А я разве говорил, что я тебя люблю? – чуть не спрашиваешь ты.

Дрю приподнимает Сашины волосы, скручивает жгутом, целует ее шею под запрокинутым подбородком. Внутри у тебя все бурлит, ты вскакиваешь. У Лиззи с Биксом квартирка крошечная, как кукольный домик, она вся забита растениями и пропитана влажным ботаническим запахом. Лиззи обожает растения. На стенах постеры – у Бикса их целая коллекция, он собирает картины Страшного суда: люди толпятся, голые как младенцы, их делят на хороших и плохих, хорошие возносятся вверх, к зеленым лугам и золотому свету, а плохих внизу пожирают чудовища. Через открытое окно ты выбираешься на площадку пожарной лестницы. От мартовского холода в носовых пазухах потрескивает.

Через секунду рядом с тобой появляется Саша.

– Ты чего сюда выскочил? – спрашивает она.

– Так просто. Воздухом подышать. – Интересно, думаешь ты, сколько так можно продержаться? Чтобы в каждом предложении по два слова? – Хорошая погода.

В окнах дома напротив две старушки расстелили полотенца у себя на подоконниках, стоят облокотившись, рассматривают что-то внизу.

– Гляди туда, – говорю я Саше. – Бабули шпионят.

– Бобби, – говорит Саша. – Что-то мне тревожно, когда ты тут висишь. – Она одна тебя так называет, больше никто; раньше, до десяти лет, ты для всех был «Бобби», но после десяти это уже звучит по-девчачьи – так считает твой отец.

– Не тревожься, – говоришь ты. – Никакого риска. Третий этаж. Перелом руки. Максимум ноги.

– Пожалуйста, давай вернемся.

– Расслабься, Саш. – Ты усаживаешься на решетчатую лестницу, ведущую на четвертый этаж.

– Что, перебазируемся все сюда? – Дрю складывается как оригами, выскальзывает из окна и, опираясь на перила, смотрит вниз.

Лиззи в комнате говорит по телефону. Слышно, как она старается выдохнуть гашиш из своего голоса.

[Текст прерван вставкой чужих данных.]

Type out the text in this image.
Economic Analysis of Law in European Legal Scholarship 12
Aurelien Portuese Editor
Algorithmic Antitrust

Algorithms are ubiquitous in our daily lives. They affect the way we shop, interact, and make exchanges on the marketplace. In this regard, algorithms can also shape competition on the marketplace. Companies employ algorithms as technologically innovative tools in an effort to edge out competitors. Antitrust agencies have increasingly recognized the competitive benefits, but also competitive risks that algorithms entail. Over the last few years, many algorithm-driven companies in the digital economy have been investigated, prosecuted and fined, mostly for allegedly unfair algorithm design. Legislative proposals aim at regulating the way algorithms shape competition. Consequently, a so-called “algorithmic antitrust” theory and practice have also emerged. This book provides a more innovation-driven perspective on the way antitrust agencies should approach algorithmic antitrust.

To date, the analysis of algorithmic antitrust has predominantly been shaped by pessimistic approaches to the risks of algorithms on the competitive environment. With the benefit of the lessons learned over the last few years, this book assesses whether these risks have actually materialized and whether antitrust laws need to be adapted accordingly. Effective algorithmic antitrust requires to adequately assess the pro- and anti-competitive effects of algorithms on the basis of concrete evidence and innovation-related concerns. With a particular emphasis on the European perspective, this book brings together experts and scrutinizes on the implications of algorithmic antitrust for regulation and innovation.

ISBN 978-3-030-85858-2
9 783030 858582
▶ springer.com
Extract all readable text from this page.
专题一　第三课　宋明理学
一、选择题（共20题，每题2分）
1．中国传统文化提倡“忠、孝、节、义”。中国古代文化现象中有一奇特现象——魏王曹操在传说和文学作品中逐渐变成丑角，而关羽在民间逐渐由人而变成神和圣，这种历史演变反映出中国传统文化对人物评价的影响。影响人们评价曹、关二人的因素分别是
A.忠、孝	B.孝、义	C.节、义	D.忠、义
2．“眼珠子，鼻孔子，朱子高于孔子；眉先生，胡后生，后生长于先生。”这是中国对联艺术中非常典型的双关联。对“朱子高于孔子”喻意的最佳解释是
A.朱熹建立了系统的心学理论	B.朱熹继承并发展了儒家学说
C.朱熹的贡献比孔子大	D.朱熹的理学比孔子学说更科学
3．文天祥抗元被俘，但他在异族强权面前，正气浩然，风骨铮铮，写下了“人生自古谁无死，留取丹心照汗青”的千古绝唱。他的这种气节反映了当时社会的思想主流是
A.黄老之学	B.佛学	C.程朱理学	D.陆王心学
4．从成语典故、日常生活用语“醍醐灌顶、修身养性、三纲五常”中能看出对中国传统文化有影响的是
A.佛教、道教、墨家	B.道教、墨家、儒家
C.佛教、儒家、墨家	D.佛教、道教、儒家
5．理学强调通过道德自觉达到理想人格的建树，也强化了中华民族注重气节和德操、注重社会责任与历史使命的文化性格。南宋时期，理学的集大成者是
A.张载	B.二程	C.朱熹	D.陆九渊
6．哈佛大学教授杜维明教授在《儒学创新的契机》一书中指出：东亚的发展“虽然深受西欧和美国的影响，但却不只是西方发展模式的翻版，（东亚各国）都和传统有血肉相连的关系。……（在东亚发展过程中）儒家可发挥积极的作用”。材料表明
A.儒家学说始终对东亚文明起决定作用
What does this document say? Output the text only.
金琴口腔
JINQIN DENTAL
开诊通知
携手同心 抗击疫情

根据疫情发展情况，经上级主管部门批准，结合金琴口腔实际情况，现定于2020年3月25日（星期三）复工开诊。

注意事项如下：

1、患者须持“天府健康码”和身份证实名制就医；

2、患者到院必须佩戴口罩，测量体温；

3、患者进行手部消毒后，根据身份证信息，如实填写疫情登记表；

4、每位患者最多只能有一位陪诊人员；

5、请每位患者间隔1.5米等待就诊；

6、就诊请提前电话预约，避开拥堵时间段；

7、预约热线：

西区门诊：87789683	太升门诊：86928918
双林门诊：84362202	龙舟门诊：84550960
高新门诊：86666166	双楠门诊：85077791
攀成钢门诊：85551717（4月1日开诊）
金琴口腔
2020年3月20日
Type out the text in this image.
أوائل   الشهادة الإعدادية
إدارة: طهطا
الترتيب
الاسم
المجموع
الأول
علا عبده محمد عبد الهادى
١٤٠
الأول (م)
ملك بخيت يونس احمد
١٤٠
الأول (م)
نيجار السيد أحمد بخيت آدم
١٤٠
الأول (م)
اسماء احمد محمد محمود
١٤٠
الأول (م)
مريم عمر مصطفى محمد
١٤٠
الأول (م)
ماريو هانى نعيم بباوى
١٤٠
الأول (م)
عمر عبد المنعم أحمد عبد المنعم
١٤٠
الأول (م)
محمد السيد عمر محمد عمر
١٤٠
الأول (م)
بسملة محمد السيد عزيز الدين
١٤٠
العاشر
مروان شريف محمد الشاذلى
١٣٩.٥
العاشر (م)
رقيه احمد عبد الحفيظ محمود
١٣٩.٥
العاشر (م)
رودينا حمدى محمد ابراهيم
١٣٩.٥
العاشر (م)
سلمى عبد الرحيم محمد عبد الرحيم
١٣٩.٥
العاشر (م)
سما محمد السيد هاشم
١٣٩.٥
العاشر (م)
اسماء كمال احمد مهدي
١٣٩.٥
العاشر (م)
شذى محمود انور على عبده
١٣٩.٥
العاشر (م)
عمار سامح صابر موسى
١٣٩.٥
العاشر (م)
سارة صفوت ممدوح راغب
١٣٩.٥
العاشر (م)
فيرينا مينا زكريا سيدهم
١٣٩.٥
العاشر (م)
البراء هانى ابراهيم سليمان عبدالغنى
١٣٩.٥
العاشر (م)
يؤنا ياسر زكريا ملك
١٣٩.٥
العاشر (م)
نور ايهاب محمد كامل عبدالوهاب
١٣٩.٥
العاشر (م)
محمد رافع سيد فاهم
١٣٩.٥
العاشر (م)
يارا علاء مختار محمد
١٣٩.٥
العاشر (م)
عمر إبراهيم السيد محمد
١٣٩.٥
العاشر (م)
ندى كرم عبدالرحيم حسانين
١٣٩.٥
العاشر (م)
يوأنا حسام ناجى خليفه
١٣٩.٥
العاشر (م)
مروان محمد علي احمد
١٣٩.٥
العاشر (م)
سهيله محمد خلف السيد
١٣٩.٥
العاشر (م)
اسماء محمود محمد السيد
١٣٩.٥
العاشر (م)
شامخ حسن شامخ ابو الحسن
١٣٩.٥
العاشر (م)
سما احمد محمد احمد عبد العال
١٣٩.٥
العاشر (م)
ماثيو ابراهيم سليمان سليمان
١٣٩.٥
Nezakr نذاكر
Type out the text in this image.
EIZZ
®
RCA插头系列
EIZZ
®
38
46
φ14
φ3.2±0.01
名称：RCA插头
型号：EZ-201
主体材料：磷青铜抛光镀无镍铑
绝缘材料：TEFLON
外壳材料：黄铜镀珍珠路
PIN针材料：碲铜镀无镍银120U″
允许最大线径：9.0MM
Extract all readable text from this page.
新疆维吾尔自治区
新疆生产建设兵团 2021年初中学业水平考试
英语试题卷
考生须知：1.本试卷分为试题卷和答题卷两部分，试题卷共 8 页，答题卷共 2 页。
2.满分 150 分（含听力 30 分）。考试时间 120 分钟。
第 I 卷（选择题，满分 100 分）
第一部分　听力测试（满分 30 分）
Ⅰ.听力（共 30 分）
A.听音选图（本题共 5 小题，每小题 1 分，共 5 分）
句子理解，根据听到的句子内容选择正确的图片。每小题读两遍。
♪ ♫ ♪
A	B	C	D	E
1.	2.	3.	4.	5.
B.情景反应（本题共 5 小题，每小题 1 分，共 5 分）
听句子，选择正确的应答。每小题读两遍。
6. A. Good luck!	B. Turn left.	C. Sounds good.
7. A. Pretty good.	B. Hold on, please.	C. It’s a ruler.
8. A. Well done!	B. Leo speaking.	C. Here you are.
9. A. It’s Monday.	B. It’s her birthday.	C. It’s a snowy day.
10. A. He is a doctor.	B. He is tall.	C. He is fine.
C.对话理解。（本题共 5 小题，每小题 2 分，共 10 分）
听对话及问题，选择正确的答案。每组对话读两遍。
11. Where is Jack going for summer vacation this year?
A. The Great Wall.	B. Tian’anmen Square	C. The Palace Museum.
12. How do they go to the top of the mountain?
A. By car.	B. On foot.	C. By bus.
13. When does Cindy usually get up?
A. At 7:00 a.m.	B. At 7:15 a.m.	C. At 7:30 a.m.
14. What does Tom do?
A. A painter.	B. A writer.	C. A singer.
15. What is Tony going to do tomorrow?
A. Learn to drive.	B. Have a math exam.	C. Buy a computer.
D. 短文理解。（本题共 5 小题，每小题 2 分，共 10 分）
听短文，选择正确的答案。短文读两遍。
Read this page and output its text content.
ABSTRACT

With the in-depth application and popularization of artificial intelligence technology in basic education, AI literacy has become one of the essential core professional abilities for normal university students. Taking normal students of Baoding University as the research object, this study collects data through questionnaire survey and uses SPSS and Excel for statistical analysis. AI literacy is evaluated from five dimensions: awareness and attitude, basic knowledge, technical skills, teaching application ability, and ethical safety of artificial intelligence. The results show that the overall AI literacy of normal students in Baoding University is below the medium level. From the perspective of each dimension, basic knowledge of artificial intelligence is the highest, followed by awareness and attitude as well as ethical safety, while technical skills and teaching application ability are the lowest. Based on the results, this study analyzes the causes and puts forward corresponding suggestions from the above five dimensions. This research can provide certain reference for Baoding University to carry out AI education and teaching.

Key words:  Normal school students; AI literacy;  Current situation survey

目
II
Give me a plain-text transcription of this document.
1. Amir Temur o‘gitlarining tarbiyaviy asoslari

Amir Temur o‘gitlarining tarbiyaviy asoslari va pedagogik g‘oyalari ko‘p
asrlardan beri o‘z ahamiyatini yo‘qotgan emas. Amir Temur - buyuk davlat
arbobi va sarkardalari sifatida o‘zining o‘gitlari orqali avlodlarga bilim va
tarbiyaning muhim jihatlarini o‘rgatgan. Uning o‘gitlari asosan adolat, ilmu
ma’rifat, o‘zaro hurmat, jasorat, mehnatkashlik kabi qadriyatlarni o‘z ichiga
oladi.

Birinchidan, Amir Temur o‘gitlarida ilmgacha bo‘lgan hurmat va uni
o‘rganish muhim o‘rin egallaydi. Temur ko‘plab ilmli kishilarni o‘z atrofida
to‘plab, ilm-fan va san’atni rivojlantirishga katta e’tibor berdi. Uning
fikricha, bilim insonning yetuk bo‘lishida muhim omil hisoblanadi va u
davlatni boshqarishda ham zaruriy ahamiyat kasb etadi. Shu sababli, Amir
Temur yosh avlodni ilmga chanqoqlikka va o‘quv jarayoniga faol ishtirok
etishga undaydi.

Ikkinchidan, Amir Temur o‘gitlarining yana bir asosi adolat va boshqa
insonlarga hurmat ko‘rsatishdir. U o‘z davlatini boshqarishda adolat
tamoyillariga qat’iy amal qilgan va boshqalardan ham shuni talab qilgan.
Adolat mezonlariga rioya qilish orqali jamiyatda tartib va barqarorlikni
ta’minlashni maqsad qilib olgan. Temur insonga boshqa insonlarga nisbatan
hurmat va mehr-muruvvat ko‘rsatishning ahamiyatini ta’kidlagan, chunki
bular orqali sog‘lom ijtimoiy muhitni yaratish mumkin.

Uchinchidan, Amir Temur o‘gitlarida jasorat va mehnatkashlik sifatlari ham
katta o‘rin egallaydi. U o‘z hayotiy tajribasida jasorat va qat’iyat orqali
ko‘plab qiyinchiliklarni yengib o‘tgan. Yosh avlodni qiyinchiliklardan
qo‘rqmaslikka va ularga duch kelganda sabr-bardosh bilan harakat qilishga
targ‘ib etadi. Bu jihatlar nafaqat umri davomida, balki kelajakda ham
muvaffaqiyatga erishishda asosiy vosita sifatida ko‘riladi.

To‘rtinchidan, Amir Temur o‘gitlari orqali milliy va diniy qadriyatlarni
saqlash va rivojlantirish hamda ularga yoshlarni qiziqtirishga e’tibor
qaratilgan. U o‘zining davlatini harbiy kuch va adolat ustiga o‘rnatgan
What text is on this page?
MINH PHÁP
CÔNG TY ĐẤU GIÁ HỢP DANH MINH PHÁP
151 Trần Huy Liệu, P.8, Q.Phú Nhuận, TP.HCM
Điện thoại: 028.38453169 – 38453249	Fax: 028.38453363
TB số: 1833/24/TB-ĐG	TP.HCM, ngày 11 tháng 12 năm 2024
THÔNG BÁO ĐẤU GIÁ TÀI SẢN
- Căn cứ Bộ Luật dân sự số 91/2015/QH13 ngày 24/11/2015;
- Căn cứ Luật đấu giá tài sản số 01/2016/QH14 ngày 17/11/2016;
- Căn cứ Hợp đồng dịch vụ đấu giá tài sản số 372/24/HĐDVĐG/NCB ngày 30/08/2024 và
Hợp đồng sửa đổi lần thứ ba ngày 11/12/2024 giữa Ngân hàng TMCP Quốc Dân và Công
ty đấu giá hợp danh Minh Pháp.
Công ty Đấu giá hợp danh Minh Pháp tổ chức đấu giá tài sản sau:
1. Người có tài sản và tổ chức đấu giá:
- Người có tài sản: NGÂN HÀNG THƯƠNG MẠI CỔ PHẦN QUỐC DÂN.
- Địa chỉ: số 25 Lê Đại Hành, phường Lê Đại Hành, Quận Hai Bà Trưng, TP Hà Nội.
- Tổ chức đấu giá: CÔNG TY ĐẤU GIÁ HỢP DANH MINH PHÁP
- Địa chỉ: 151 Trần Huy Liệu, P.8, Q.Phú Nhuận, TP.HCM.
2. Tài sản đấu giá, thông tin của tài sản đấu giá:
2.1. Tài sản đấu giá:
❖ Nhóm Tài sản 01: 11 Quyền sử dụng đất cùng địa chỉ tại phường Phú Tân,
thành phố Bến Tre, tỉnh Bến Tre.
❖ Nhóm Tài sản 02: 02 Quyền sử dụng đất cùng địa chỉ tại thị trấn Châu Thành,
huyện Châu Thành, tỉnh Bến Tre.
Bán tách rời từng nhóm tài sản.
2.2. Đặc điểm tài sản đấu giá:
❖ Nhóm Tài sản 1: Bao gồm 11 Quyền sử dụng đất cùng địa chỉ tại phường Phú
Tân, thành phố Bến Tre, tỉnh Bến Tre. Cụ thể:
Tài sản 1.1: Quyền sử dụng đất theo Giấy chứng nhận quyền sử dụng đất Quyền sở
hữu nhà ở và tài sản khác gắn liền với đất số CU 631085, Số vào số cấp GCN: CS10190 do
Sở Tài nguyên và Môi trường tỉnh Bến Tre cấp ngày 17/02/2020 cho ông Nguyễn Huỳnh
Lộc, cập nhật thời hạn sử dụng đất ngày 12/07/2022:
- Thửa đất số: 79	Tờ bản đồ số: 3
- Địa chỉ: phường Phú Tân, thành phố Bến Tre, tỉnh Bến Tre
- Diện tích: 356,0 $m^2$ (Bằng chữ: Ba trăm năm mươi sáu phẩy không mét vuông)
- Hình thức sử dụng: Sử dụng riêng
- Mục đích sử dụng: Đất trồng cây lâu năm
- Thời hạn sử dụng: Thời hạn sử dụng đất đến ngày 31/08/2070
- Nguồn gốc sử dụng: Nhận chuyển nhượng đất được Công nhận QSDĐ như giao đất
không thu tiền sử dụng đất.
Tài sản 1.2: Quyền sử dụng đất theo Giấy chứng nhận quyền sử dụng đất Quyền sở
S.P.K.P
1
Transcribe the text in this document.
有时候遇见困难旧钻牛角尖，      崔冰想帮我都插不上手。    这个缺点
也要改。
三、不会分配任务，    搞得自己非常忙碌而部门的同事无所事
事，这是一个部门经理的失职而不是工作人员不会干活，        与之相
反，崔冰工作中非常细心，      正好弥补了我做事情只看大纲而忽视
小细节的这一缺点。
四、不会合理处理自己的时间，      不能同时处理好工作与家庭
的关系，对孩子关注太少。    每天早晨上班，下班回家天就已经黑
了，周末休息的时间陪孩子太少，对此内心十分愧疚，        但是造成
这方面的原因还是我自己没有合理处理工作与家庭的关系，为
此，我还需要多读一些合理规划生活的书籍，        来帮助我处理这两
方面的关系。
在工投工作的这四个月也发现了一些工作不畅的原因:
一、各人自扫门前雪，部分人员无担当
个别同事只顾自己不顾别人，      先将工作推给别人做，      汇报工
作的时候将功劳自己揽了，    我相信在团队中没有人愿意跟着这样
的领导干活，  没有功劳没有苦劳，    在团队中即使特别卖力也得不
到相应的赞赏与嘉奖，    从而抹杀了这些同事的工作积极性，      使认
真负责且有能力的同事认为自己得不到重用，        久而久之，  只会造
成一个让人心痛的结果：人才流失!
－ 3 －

– Пока, мам! – Ее родители сейчас в Нью-Йорке, приехали из Техаса на несколько дней, и значит, Бикс – он черный – ночует в электромеханической лаборатории, где он днем проводит какие-то исследования для своей диссертации. И это еще ее мама-папа остановились в гостинице, а не у дочери! Но если Лиззи ляжет в постель с чернокожим, пока они здесь, в Нью-Йорке, – они, видите ли, узнают.

Лиззи высовывается из окна. На ней коротенькая голубая юбочка и светло-коричневые лаковые сапоги выше колен. Она учится на модельера, но для себя давно уже сама все моделирует.

– Как там расисты? – спрашиваешь ты и немедленно жалеешь, потому что в твоем вопросе три слова.

Лиззи оборачивается и вспыхивает.

– Это ты мою маму так назвал?

– Почему я?

– Роб, пожалуйста, веди себя прилично, ты все же у меня в гостях, – говорит она спокойно и ровно: с тех пор как ты вернулся из Флориды, у них у всех стали такие ровные спокойные голоса, и тебе остается только вести себя неприлично, чтобы это их спокойствие наконец лопнуло.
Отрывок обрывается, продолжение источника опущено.